Doğuda Öğretmen Olmak;
Gece yarısını çoktan geçse de zaman, uyuyamıyor olmaktır kimi zaman. Bir önceki gün erken uyanmış gecenin gündüzünde de uyumamışsınızdır oysa.
Uyuma çabaları sonuçsuz kalınca ışığı açıp açmama konusunda tereddütleriniz olduğu için (karakol komutanı tarafından uyarılmışsınızdır daha önce; hocam dikkat çeker ilerleyen saatlerde ışığı açma diye) önce televizyonu açmayı düşünürsünüz. Canınız istemez. Sonra her şeyi göze alarak ışığı açarsınız. Uykum gelse diye kitap okumaya başlarsınız. Gelmez...
Bilgisayarı açıp kim var kim yok diye bakarsınız. Kimse yoktur. Kendinize gülersiniz. Kendinize kalırsınız...
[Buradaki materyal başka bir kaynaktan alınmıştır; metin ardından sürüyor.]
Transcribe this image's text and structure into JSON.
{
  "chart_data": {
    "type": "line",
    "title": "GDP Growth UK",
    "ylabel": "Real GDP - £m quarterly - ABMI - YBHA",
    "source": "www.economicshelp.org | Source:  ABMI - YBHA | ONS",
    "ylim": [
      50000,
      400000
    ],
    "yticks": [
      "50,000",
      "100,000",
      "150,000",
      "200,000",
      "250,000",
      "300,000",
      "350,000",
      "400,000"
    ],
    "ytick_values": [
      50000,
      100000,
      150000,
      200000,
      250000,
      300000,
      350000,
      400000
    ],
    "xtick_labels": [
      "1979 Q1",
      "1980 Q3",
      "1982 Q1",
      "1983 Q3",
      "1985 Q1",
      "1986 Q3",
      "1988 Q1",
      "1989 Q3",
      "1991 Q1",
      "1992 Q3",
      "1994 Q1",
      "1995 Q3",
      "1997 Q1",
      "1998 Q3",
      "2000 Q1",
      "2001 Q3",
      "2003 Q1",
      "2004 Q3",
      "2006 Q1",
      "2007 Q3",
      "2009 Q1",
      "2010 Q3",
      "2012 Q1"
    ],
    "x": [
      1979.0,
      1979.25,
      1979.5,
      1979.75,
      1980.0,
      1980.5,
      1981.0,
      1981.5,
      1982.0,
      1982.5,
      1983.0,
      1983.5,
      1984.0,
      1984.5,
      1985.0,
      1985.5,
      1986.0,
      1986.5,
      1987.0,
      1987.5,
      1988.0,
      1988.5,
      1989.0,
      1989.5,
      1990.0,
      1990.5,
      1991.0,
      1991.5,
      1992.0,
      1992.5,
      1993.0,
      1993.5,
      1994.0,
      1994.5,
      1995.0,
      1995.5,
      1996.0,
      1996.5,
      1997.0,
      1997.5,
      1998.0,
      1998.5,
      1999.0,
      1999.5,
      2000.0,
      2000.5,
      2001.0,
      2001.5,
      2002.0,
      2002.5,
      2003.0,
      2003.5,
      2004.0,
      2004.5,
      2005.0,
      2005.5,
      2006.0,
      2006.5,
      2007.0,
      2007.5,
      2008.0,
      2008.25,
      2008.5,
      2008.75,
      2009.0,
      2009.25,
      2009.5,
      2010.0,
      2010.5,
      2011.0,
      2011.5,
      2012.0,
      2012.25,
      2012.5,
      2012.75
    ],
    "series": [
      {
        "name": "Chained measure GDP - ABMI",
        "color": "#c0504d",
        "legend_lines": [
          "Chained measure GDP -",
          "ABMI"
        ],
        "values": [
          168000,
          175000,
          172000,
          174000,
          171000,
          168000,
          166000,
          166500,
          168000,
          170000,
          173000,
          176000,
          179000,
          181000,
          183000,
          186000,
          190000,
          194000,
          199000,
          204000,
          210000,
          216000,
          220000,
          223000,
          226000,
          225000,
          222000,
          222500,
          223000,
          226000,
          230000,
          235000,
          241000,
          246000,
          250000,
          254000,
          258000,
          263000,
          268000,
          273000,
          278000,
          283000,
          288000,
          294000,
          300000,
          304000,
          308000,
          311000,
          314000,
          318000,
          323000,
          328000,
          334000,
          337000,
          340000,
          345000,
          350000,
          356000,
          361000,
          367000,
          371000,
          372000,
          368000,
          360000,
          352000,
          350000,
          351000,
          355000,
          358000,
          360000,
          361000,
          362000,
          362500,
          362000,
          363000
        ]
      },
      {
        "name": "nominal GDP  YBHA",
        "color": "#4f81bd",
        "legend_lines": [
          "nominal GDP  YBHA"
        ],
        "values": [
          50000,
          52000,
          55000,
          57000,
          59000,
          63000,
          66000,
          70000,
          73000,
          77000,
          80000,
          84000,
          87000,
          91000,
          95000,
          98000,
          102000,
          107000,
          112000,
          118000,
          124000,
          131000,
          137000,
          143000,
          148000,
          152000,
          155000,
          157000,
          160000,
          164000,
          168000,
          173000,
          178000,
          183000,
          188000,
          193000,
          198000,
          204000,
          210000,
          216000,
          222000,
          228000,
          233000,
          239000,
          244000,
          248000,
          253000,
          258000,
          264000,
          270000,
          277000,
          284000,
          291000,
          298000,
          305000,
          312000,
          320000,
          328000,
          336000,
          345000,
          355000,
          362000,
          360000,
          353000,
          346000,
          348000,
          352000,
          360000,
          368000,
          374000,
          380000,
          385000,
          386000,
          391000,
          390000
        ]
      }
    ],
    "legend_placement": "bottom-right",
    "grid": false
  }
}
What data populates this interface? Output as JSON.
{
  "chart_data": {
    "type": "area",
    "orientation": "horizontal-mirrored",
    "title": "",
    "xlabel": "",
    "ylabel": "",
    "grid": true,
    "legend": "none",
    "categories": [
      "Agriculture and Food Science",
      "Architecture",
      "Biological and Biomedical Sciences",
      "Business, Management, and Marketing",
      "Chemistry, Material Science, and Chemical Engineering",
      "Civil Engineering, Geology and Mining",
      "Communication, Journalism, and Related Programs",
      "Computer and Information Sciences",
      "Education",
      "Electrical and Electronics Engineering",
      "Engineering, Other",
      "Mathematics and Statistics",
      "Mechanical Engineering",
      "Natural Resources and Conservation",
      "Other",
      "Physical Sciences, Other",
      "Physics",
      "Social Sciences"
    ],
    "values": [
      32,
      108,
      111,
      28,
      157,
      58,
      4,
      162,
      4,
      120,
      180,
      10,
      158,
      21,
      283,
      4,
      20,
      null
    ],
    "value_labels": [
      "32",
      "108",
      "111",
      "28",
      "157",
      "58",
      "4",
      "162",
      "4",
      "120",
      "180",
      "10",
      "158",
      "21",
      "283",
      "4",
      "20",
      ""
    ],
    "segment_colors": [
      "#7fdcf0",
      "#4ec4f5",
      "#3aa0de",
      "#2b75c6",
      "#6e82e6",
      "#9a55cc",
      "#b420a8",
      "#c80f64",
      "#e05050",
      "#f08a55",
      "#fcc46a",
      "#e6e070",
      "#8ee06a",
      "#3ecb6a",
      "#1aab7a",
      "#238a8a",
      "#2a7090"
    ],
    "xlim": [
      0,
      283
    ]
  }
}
İşte o an başlar hayatı bininci defa muhasebe edişiniz. Çok kısık sesle bir müzik açar birkaç haber okursunuz. Ömer Faruk TEKBİLEK; Hasta düştüm gelmedin, bari can verende gel dedikçe içinizden söküp atamadığınız kasvet had safhaya ulaşır.
Son bir umut bakarsınız belki birileri gelmiştir diye. Nafile... Son umudun sönmesi ne demektir bu sefer onun sancısıyla mücadele etmeye başlarsınız. Evinizde olsanız muhtemelen uyursunuz da uyumasanız da baharın Mayısında dışarıya çıkar bir hava alır kendinize gelirsiniz. Lojman olunca eviniz, camı açmaktan bile korkarsınız.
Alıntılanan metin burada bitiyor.